Introduction

Le travail de définition du sujet

Lorsque nous avons commencé ce travail de thèse, nous avions pour projet d’étudier la protection des végétaux et des réceptions dans le monde agricole en région lyonnaise après 1945. Cependant nous avons été confrontés à des problèmes de sources et de littérature qui nous ont conduits à modifier certaines des orientations guidant initialement nos travaux de recherches. Notre thèse s’est ainsi transformée en une contribution à l’évolution de la protection phytosanitaire au vingtième siècle en France. Il convient d’expliquer les raisons de ce changement.

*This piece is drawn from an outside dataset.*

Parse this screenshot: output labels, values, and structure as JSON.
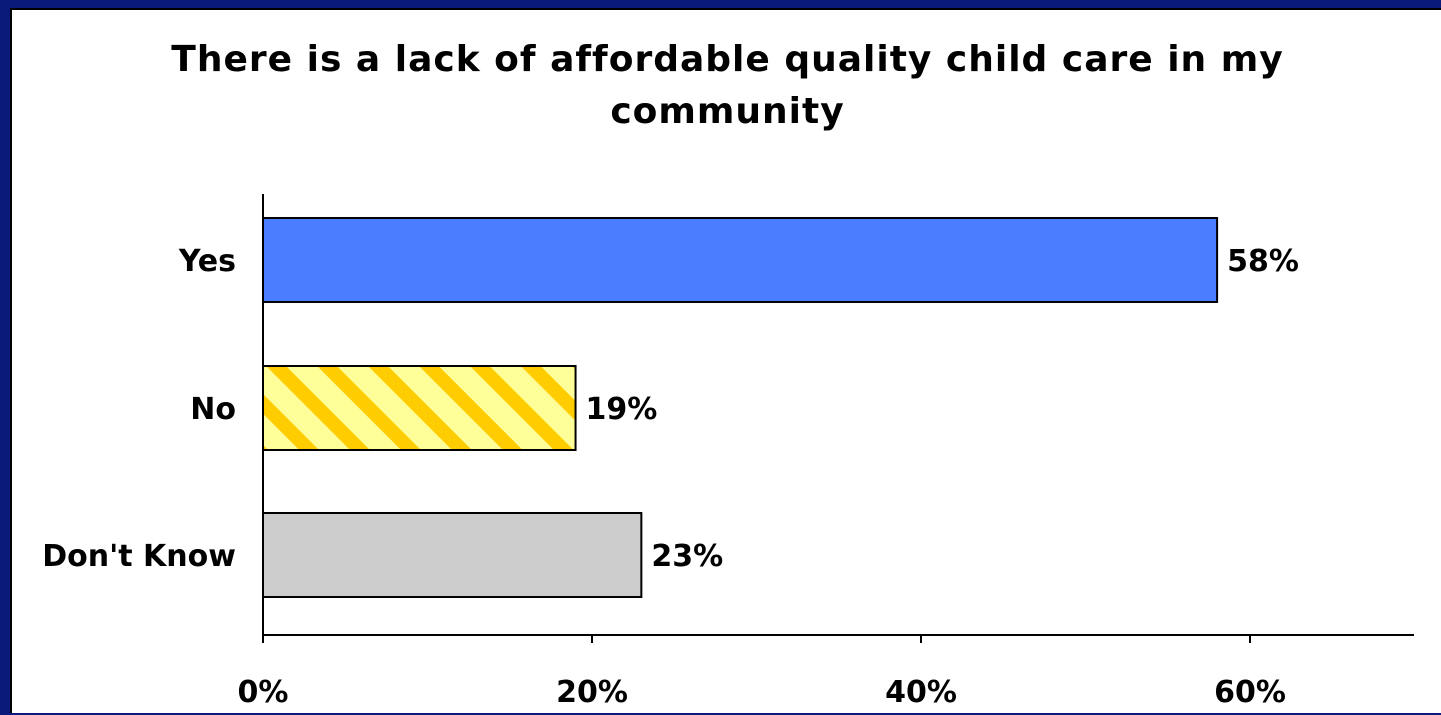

Une étude sur la région lyonnaise après 1945 impliquait de mettre en œuvre des techniques de micro-analyse, demandant des sources importantes sur les pratiques locales. Or les entretiens préliminaires effectués auprès d’agriculteurs retraités ne permirent aucunement de dégager suffisamment d’informations exploitables. De même, la documentation relative aux interrogations que nous nous posions, dans les archives départementales consultées à titre de sondage (Rhône, Saône-et-Loire, Drôme), n’offrait que des éléments épars qui interdisent une analyse fine sur un département ou une région agricole précise. Cette carence en source a été l’élément déterminant qui nous a amené à redéfinir le sujet de notre travail.

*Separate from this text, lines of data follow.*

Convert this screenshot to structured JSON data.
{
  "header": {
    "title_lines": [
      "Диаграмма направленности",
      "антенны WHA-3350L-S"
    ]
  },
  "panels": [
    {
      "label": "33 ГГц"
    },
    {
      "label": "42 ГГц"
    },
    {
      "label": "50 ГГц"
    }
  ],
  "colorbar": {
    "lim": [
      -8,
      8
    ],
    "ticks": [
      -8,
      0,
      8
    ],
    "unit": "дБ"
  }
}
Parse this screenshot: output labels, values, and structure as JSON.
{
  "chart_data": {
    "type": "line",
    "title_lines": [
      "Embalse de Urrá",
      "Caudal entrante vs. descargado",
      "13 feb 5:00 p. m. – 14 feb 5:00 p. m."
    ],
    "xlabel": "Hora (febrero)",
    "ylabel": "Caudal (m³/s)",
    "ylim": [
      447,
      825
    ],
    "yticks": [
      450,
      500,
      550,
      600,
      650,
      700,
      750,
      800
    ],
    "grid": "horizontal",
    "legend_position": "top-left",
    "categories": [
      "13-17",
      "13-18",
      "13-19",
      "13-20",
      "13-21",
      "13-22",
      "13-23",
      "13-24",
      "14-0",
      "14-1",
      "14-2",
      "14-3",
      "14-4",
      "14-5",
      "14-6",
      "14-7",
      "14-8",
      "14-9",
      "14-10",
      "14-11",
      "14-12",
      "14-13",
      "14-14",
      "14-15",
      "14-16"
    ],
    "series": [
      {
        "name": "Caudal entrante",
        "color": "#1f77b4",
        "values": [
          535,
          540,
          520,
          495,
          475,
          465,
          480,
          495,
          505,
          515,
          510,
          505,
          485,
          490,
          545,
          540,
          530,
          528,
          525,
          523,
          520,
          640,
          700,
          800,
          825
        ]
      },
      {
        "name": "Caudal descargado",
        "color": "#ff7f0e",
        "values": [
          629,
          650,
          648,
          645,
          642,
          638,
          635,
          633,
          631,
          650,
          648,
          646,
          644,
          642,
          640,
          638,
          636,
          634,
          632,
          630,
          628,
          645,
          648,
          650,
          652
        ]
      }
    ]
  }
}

Parallèlement l’examen de la littérature existante se révélait hautement lacunaire : la protection des végétaux, élément pourtant essentiel de l’intensification de l’agriculture au vingtième siècle en France, est très peu présente dans les travaux disponibles d’histoire rurale et d’histoire des sciences. L’importance de ce manque nous a décidé d’entreprendre une étude de fond sur la protection phytosanitaire en France au vingtième siècle. Que ce soit l’évolution quantitative et qualitative des déprédateurs, des moyens de lutte, des organismes spécifiques de promotion des traitements phytosanitaires, ou la complexité des problèmes rencontrés dans la mise en œuvre de la lutte phytosanitaire, tout restait à mettre à jour et à reconstruire.

Nous avons donc transformé notre sujet d’étude de trois manières. Tout d’abord, l’impossibilité de réaliser une analyse fine ciblant la région lyonnaise (qui possédait pourtant l’avantage de présenter des cultures variées), comme l’absence de travaux nationaux d’ensemble, nous a conduit à considérer l’ensemble du territoire métropolitain, et donc à abandonner une approche micro-historique systématique.

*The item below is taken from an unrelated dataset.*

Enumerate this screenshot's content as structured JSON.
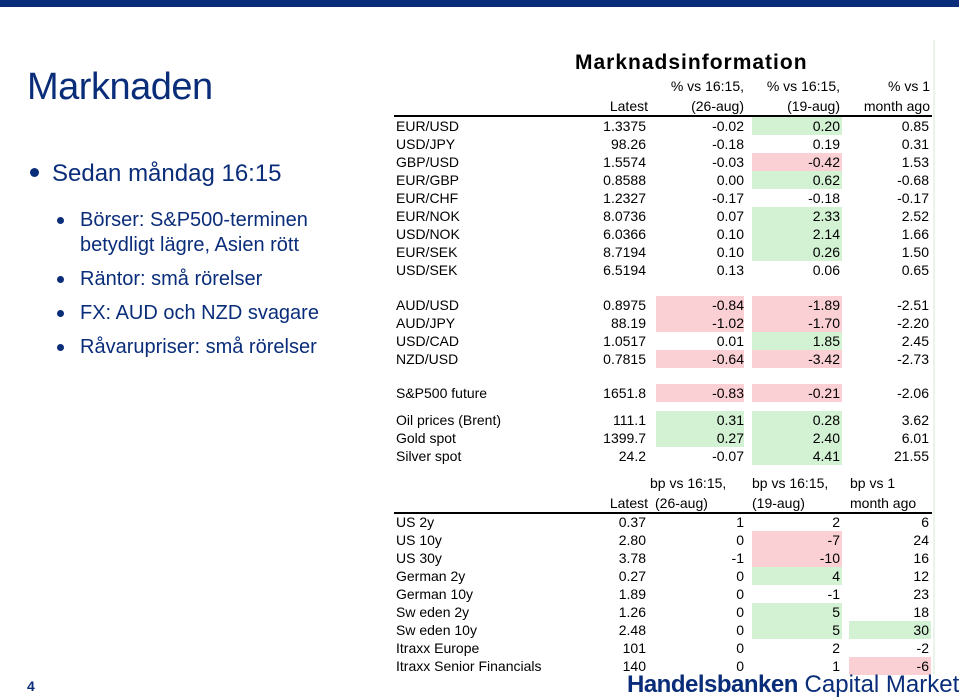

Ensuite, eu égard à l’importance des traitements phytosanitaires après la Libération, souvent mis en évidence par les effets secondaires qui découlent d’une utilisation massive, nous pensions limiter notre étude à la seconde moitié du vingtième siècle. Or, il nous est apparu rapidement que les pratiques, certains produits en usage et les structures agricoles spécialisées postérieurs à la Libération sont apparus, parfois en filigrane, avant la Seconde guerre mondiale. C’est pourquoi avons opté pour une analyse qui prend comme bornes chronologiques, d’une part le début du vingtième siècle, qui s’ouvre après la crise phylloxérique, et d’autre part l’interdiction de l’usage du DDT au début des années 1970.

Enfin, nous avons dû abandonner le principe d’une étude fondée sur les pratiques et comportements phytosanitaires des praticiens, répondant à des préoccupations relevant de la micro-histoire économique et sociale. Le changement de focales spatiales et temporelles nous a amené, avec le risque de paraître parfois descriptif, vers une étude permettant d’appréhender la réalité mouvante des ennemis des cultures, des produits disponibles et de l’utilisation de ceux-ci. Cependant, qu’il s’agisse de lutte biologique ou de lutte chimique, nous tentons, lorsque cela est possible, d’appréhender l’impact de ces procédés sur le comportement phytosanitaire des exploitants. En effet, malgré des modifications successives, l’orientation de nos recherches vise toujours à percevoir et à analyser les comportements habituels des producteurs dans la lutte contre les ennemis des cultures. C’est ainsi, que de la problématique initiale, essentiellement consacrée aux pratiques des exploitants, demeure l’étude d’une structure particulière, la Fédération nationale des groupements de protection des cultures, entièrement vouée à la défense des végétaux cultivés. L’étude de cette organisation, présentée dans ce travail, permet d’envisager d’une part d’approcher des acteurs départementaux et communaux et, d’autre part, de percevoir les liens qui l’unissent avec des organismes d’Etat. Parmi ces derniers se trouve le Service de la Protection des végétaux, dont la diffusion des avis de traitements fut, jusqu’au début des années 1970, confié aux fédérations départementales des groupements de protection des cultures.